The piece is the product of a scientist and his financial backer working alone in the Everglades. If everything that comes though the time machine is so hopelessly radioactive, why aren't they both dead, or at least very sick? If the statue is so dangerous, why do the scientists who produced it (and who know it's radioactive) leave their amazing discovery lying around, and don't notice when it turns up missing? And if the apparatus used for this time travel is so powerful that it screws up TVs, lights, and motorboat engines, how is it possible for the young backer to be using it without anyone else's knowledge? And why 5200 AD? Don't the scientists have any control over the time period they explore? What's so interesting about 5200 AD as opposed to other times? Why not a hundred years in the future, or a billion years for that matter? Why not go backward in time?
Nothing much happens in the middle of the movie so it branches out into desultory explorations of jealousy and voyeurism, only to drop these themes when it comes time for "science fiction" to rear its head again.

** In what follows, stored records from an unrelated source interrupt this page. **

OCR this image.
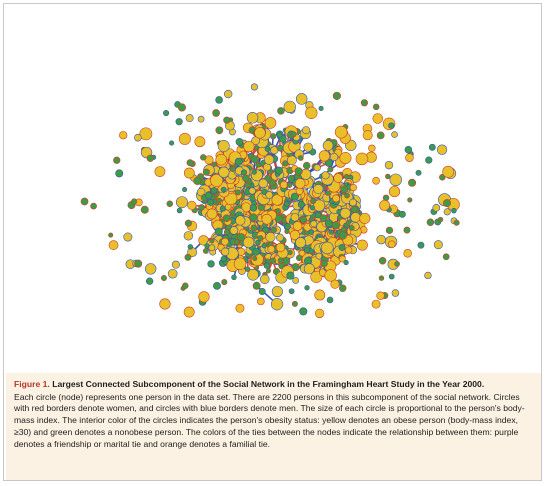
Figure 1. Largest Connected Subcomponent of the Social Network in the Framingham Heart Study in the Year 2000.

Each circle (node) represents one person in the data set. There are 2200 persons in this subcomponent of the social network. Circles with red borders denote women, and circles with blue borders denote men. The size of each circle is proportional to the person's body-mass index. The interior color of the circles indicates the person's obesity status: yellow denotes an obese person (body-mass index, ≥30) and green denotes a nonobese person. The colors of the ties between the nodes indicate the relationship between them: purple denotes a friendship or marital tie and orange denotes a familial tie.
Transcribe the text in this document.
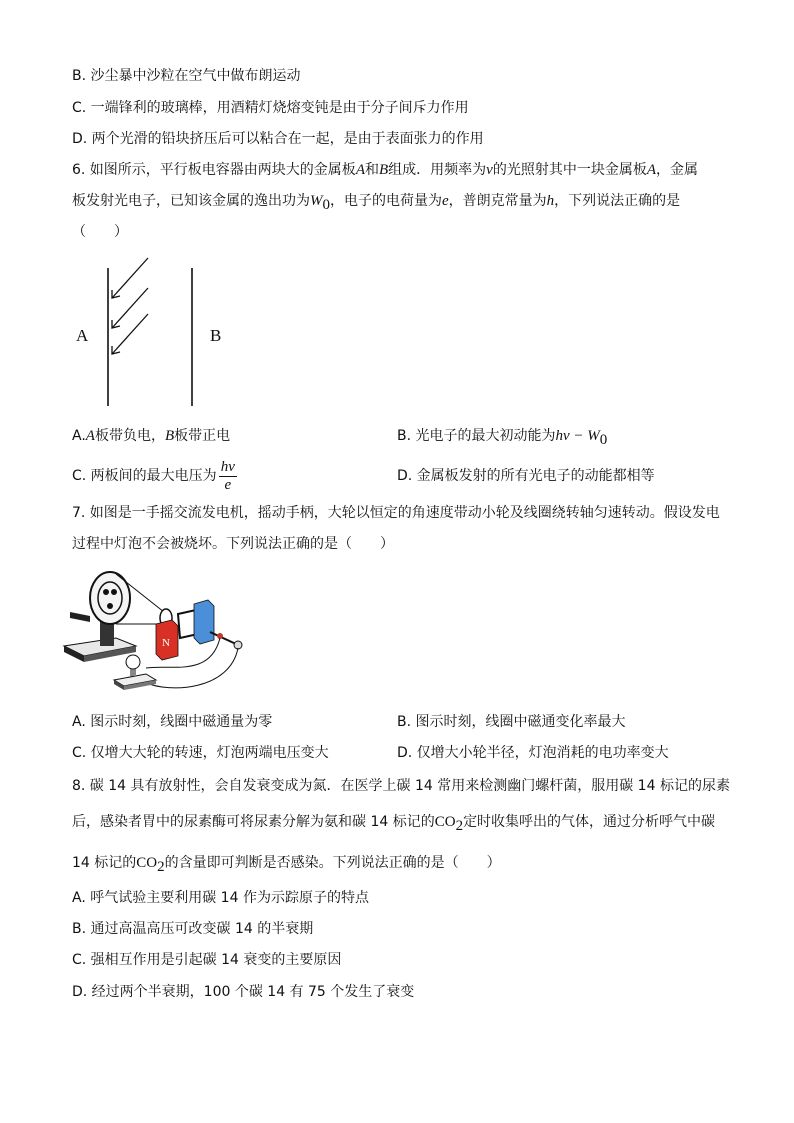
B. 沙尘暴中沙粒在空气中做布朗运动
C. 一端锋利的玻璃棒，用酒精灯烧熔变钝是由于分子间斥力作用
D. 两个光滑的铅块挤压后可以粘合在一起，是由于表面张力的作用
6. 如图所示，平行板电容器由两块大的金属板A和B组成．用频率为ν的光照射其中一块金属板A，金属
板发射光电子，已知该金属的逸出功为$W_0$，电子的电荷量为e，普朗克常量为h，下列说法正确的是
（　　）
A	B
A.A板带负电，B板带正电	B. 光电子的最大初动能为$h\nu - W_0$
C. 两板间的最大电压为 $\frac{h\nu}{e}$	D. 金属板发射的所有光电子的动能都相等
7. 如图是一手摇交流发电机，摇动手柄，大轮以恒定的角速度带动小轮及线圈绕转轴匀速转动。假设发电
过程中灯泡不会被烧坏。下列说法正确的是（　　）
N
A. 图示时刻，线圈中磁通量为零	B. 图示时刻，线圈中磁通变化率最大
C. 仅增大大轮的转速，灯泡两端电压变大	D. 仅增大小轮半径，灯泡消耗的电功率变大
8. 碳 14 具有放射性，会自发衰变成为氮．在医学上碳 14 常用来检测幽门螺杆菌，服用碳 14 标记的尿素
后，感染者胃中的尿素酶可将尿素分解为氨和碳 14 标记的$CO_2$定时收集呼出的气体，通过分析呼气中碳
14 标记的$CO_2$的含量即可判断是否感染。下列说法正确的是（　　）
A. 呼气试验主要利用碳 14 作为示踪原子的特点
B. 通过高温高压可改变碳 14 的半衰期
C. 强相互作用是引起碳 14 衰变的主要原因
D. 经过两个半衰期，100 个碳 14 有 75 个发生了衰变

And then the Terror shows up - an ugly woman. Somebody's got some issues with women I think! She speaks Greek from a few letters on a Phi Beta Kappa key, then conveniently switches to modern English when that doesn't work. She can hypnotize you with her sparkly fingernails. Oh, yeh, and she can kill you and steal your face. Which she does to the lovely and talented Salome Jens (the only actor in this wretched mess to deliver a well-crafted performance). From here on the script backfills furiously in a hurried attempt to generate meaning in this meaningless heap of trash before the budget runs out.
Time travel is an enormously complicated plot device for a science fiction film; few have done it well. "Terror from the Year 5000" is not one of them. It tries to cover its obvious shortcomings in pointless and unexplained plot diversions.
But again, it's unlikely the makers cared. Thank God it didn't wreck Salome Jens' career at the outset.